The media have in the past few months frequently covered the destruction of rural landscapes due to ground-based photovoltaic systems development. The images on the news were truly shocking, and the possible ecological impact is even more worrying.
It is obvious that the government’s policy regarding renewable energy development must be adjusted significantly.
From a policy planning perspective, there is no problem with incentivizing the development of renewable energy generation, and the government’s focus on photovoltaics and wind energy is reasonable, considering Taiwan’s natural environment.
The problem lies deeper, in the details of the policy and its implementation. At the early stages of policy planning, errors might have occurred due to an insufficient understanding of the situation, which might cause projects to fail.
It is only natural that policies must be reviewed and changed, and concerning photovoltaics, there are several points that should be improved.
First, the ratio between solar panels installed on the ground and on rooftops should be adjusted. The initial policy goal was to establish a total photovoltaic capacity of 20 gigawatts (GW) by 2025, with ground installations accounting for 17GW and rooftop installations for 3GW.
However, the goal for rooftop installations was reached quickly, and the ratio was adjusted to 14GW for ground installations and 6GW for rooftops, with ample potential for further development.
First, factory and residential rooftop units account for only a small share of rooftop solar panels, and there is also a lot of potential for more installations on public building rooftops, even though those were in the past few years strongly promoted by the policy.
Second, compared with ground installations, rooftop solar panels have several benefits and should have been promoted more strongly. For example, in Taiwan’s sunny and rainy climate, solar panels on rooftops can also provide heat insulation and reduce the risk of rainwater leakage.

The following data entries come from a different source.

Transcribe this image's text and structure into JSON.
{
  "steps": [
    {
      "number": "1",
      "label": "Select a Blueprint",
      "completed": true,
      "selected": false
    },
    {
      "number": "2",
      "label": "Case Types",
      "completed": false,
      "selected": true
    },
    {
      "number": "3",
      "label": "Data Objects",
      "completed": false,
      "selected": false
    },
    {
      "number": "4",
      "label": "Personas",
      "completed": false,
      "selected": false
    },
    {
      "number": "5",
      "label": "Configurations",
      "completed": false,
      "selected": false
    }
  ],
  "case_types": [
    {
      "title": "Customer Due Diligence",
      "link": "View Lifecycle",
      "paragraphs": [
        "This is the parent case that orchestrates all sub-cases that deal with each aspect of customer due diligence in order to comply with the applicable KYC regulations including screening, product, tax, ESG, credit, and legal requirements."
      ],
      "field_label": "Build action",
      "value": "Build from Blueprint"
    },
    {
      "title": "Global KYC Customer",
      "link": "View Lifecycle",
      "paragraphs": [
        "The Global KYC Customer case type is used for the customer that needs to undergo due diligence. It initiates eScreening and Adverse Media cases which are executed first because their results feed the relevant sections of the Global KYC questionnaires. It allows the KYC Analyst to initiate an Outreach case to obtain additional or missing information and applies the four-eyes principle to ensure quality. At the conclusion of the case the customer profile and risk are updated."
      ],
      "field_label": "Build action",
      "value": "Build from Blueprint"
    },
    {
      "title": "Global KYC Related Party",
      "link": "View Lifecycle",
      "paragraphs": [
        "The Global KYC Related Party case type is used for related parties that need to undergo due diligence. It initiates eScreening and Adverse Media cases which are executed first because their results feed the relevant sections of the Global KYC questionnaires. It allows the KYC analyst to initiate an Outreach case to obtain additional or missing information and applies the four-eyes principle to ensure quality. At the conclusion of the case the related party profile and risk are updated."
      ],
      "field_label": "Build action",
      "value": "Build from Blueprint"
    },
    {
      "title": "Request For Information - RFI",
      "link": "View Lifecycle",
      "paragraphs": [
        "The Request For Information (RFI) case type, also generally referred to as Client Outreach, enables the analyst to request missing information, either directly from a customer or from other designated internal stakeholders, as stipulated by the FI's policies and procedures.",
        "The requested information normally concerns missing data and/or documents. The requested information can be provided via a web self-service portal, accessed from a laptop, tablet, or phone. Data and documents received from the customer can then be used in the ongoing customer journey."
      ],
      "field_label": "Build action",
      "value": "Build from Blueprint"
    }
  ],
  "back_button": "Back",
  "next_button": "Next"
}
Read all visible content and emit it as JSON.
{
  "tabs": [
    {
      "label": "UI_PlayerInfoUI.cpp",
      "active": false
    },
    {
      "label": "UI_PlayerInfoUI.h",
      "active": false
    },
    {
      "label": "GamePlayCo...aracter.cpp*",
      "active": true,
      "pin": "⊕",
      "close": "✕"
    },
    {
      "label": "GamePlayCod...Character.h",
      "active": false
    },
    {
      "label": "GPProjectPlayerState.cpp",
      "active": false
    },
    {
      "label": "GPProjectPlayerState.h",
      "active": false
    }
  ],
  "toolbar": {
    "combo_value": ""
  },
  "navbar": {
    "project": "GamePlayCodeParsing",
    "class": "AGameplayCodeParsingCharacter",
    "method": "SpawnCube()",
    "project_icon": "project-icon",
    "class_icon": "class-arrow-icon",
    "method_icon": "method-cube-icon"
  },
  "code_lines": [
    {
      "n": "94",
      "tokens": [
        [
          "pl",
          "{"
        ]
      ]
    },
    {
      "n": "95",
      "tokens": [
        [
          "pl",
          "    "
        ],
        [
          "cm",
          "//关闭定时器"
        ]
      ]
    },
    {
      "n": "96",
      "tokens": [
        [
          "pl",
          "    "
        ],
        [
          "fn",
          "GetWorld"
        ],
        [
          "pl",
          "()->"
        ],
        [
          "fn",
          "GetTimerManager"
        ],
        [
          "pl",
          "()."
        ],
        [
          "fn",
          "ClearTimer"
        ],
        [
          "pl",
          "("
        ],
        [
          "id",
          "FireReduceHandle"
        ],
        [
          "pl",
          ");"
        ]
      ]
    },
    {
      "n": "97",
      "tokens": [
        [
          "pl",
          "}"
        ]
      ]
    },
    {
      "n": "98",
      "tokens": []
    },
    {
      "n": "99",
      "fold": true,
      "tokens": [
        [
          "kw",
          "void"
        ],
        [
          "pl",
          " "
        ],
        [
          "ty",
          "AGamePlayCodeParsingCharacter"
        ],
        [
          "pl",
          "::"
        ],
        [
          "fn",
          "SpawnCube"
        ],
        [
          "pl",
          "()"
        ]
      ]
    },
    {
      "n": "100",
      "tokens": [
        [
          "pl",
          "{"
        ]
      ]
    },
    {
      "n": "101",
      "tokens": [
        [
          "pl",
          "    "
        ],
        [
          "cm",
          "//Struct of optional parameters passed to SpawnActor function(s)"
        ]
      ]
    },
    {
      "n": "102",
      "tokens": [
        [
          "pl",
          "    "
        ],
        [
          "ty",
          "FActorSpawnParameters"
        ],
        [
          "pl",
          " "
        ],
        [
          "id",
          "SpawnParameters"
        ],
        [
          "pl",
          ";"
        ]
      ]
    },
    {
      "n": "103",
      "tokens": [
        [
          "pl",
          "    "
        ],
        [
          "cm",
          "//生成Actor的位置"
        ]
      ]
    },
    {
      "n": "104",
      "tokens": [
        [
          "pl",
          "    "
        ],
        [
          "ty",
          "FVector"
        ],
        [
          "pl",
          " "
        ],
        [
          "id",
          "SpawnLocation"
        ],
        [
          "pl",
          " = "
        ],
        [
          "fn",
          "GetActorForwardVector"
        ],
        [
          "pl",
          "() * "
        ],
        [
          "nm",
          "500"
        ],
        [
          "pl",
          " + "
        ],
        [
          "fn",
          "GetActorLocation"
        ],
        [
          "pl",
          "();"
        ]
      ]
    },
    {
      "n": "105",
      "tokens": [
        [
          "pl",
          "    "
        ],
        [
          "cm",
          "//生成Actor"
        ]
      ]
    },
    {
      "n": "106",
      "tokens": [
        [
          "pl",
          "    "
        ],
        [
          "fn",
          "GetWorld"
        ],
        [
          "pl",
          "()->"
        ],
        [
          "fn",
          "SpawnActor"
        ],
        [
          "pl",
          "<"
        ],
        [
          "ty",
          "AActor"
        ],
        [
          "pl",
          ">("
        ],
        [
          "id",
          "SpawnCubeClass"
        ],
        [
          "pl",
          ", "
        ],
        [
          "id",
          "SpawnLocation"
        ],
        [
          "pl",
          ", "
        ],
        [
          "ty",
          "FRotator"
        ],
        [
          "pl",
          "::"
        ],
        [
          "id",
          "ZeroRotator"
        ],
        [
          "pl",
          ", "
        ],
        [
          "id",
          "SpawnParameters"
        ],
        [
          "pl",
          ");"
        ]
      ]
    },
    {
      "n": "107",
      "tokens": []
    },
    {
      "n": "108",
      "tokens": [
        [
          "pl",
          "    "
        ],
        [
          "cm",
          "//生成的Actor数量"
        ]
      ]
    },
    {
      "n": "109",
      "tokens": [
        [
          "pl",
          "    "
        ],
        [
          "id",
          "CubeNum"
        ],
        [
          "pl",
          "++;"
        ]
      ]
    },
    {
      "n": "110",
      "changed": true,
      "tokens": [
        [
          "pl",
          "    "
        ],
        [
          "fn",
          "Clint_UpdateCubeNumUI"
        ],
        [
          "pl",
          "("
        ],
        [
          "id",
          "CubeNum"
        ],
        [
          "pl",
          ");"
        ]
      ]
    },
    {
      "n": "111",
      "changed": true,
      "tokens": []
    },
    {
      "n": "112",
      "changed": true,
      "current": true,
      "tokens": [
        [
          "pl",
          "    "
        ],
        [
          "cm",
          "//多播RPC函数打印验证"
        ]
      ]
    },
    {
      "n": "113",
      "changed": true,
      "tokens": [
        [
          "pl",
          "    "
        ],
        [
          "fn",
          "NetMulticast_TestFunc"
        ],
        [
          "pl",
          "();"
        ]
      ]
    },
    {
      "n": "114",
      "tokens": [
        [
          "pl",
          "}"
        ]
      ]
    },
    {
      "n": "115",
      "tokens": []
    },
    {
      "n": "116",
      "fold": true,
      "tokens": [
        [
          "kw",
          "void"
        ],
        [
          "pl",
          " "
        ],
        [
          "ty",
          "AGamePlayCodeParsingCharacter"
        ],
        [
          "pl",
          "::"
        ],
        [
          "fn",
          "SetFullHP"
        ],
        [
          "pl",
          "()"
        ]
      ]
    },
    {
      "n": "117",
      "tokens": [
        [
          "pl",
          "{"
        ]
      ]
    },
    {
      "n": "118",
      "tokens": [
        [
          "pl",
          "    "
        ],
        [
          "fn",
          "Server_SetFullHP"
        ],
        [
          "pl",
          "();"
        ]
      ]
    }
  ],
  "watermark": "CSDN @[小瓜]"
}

In contrast, even the poorest soil can be used for agriculture. As Taiwan is not self-sufficient in the production of food crops, but possesses excellent agricultural technologies, using land for photovoltaics is not suitable in the nation.
Third, although it is difficult to promote the installation of rooftop units on residential buildings, the government should more actively work toward that goal, as it has a greater policy value.
At the early stages of the policy, rooftop units were mainly installed on public buildings, due to a less complicated ownership structure of the buildings and the willingness of public institutions to comply with government policy.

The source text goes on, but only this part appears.